Hierbei handelt es sich um das von Dr. W. Sutherland im Jahre 1929 erstmals veröffentliche Konzept.

Ich versuche mal, es in einfache Worte zu fassen:

Es geht um den rhytmischen Fluss des Liquors, der eine minimale Bewegung der Schädelknochen zueinander bedingt und sich rhytmisch die Wirbelsäule entlang, schliesslich durch den gesamten Körper, vergleichbar mit Ebbe und Flut in einem eigenen Rhytmus bewegt. Wenn dieser gestört ist, dann kommt es zu Symptomen wie Koordinationsproblemen, Kopfschlagen, Verspannungen, Gangbildstörungen u.v.a.

Die Auswirkungen sind da vielfältig.

Der Craniosakrale Rhytmus ist auf Höhe des Sakrums am besten fühlbar. Die meisten Tiere reagieren sofort auf die craniosacrale, fasziale und funktionelle Technik.

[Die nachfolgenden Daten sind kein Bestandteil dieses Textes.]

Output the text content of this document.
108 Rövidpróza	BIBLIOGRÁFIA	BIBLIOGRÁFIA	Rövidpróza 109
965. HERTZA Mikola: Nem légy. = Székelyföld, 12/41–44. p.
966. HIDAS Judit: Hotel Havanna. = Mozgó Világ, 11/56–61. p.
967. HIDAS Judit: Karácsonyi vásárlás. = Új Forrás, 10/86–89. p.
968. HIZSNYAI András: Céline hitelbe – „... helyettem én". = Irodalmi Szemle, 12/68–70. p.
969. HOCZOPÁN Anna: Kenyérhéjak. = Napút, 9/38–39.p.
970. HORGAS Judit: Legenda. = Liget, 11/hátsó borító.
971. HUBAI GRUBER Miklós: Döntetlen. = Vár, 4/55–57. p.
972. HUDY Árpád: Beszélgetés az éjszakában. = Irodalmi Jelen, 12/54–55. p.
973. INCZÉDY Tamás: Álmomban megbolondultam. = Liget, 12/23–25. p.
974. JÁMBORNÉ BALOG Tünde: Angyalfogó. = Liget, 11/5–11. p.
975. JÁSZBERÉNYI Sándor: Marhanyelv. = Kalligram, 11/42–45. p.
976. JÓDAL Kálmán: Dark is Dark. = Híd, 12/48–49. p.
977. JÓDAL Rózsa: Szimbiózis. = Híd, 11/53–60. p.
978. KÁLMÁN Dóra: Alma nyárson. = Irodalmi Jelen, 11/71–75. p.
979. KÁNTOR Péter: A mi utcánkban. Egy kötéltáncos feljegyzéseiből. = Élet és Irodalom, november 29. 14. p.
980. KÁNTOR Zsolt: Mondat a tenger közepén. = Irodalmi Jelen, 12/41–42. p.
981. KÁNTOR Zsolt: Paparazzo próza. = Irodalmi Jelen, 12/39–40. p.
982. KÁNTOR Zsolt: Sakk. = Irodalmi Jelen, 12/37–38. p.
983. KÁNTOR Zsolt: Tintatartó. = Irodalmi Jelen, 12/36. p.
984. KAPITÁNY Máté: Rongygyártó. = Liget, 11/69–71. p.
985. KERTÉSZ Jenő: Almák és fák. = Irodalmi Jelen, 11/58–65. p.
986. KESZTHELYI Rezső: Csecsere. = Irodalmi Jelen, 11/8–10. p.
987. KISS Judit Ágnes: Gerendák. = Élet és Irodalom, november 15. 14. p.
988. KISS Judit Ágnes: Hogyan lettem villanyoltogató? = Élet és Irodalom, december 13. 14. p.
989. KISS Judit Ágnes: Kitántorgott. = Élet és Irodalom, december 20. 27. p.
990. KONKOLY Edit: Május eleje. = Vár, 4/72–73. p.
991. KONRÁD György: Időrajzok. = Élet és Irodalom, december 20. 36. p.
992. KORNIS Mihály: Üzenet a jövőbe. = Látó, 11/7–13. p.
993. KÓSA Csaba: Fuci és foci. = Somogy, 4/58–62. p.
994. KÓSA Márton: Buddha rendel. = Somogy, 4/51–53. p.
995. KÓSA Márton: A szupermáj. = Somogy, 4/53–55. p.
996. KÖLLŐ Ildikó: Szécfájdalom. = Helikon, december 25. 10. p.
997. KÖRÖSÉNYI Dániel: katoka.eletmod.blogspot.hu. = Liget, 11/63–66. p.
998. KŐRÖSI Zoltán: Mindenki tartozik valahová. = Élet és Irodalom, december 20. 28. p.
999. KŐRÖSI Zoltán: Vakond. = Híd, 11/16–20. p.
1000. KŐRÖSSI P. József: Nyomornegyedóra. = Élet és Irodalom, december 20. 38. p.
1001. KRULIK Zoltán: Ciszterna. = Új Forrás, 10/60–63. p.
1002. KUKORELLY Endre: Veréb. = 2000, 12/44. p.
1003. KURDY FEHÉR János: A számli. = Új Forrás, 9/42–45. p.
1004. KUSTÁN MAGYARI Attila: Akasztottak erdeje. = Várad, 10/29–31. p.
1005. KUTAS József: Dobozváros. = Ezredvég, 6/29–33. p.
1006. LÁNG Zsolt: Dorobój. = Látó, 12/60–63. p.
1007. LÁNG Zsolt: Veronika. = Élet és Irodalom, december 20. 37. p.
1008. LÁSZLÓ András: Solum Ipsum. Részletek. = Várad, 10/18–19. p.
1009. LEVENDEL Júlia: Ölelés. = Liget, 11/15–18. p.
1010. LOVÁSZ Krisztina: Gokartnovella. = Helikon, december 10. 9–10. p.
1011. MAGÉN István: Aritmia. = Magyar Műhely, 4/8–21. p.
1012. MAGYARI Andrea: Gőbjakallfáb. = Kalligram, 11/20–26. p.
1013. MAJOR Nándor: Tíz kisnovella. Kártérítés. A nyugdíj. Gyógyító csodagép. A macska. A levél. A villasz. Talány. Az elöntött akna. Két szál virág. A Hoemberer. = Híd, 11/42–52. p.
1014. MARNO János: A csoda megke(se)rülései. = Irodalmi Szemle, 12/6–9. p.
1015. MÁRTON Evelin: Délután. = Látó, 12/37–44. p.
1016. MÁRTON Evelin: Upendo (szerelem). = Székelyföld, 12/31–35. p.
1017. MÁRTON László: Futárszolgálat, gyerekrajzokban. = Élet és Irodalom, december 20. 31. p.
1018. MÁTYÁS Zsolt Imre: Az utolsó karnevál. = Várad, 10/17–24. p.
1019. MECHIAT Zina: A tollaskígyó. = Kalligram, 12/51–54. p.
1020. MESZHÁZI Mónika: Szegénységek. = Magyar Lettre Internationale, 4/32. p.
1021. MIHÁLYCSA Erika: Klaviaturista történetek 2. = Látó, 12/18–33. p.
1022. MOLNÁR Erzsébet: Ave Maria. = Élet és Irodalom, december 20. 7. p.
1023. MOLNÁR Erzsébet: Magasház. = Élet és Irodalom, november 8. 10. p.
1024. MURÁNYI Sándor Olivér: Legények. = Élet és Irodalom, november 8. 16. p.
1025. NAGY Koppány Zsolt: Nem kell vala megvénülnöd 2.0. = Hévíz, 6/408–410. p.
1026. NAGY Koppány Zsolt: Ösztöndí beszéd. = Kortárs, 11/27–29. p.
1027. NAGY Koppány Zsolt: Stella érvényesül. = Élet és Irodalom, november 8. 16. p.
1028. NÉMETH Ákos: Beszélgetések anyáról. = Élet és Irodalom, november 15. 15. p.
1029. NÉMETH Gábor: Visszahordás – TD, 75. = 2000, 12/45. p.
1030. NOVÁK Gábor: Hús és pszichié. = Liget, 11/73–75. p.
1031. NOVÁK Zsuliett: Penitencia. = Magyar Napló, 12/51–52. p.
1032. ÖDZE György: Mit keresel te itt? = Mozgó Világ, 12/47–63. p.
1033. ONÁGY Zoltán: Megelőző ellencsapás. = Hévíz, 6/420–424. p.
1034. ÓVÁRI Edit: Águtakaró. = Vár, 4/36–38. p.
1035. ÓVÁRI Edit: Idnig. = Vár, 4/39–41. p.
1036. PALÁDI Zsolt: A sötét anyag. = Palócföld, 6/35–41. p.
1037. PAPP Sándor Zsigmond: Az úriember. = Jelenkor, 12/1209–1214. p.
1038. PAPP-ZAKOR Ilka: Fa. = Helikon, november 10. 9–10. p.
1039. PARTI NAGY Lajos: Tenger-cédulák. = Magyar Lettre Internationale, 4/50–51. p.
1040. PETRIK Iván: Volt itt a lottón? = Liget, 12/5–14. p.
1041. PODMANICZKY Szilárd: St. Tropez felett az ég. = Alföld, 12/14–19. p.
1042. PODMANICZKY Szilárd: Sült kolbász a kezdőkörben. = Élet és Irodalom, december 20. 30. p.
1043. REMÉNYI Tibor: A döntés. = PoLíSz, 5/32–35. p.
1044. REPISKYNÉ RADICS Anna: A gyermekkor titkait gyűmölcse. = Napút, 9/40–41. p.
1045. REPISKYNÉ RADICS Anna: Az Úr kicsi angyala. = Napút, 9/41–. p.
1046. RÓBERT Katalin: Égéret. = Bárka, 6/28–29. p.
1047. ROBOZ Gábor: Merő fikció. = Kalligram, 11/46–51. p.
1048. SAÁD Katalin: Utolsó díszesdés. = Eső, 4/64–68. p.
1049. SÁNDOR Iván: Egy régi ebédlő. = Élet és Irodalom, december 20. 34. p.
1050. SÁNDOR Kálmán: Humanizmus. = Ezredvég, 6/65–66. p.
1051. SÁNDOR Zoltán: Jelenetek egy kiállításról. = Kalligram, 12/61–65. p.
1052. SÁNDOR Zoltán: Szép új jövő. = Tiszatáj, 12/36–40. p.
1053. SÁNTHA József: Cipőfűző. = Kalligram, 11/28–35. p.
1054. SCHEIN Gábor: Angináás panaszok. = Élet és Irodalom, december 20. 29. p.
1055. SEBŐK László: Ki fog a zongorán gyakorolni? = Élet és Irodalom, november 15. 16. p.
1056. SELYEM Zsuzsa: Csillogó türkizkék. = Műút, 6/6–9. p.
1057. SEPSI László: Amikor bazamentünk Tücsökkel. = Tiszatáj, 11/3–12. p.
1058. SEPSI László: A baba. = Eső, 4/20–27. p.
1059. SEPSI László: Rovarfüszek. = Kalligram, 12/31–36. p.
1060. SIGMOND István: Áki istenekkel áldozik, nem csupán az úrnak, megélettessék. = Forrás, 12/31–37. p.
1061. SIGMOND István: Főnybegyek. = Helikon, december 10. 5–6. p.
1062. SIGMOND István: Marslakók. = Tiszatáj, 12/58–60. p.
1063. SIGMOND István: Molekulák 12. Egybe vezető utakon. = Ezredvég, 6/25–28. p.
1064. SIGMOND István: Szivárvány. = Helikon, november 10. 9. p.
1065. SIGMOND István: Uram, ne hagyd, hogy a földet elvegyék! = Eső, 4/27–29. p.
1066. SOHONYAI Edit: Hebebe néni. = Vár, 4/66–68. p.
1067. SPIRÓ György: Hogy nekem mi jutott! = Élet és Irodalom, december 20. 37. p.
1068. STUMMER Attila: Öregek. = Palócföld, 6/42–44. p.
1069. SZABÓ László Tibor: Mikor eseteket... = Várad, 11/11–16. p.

Der Therapeut stellt durch verschiedene Techniken diesen Craniosacralen Rhytmus wieder ins Gleichgewicht. Wenn er Frei, weit und regelmässig ist, dann spiegelt er Gesundheit und Vitalität wider.

Störungen des Rhytmus zeigen sich oft weit vom eigentlichen Ort der Ursache, welche Geburtstraumen, Stürze, Infektionen, sich in die Leine oder Halfter hängen und viele andere Ursachen haben.

In Verbindung mit der Akupunktur ist die Behandlung aus meiner Erfahrung heraus noch effizienter.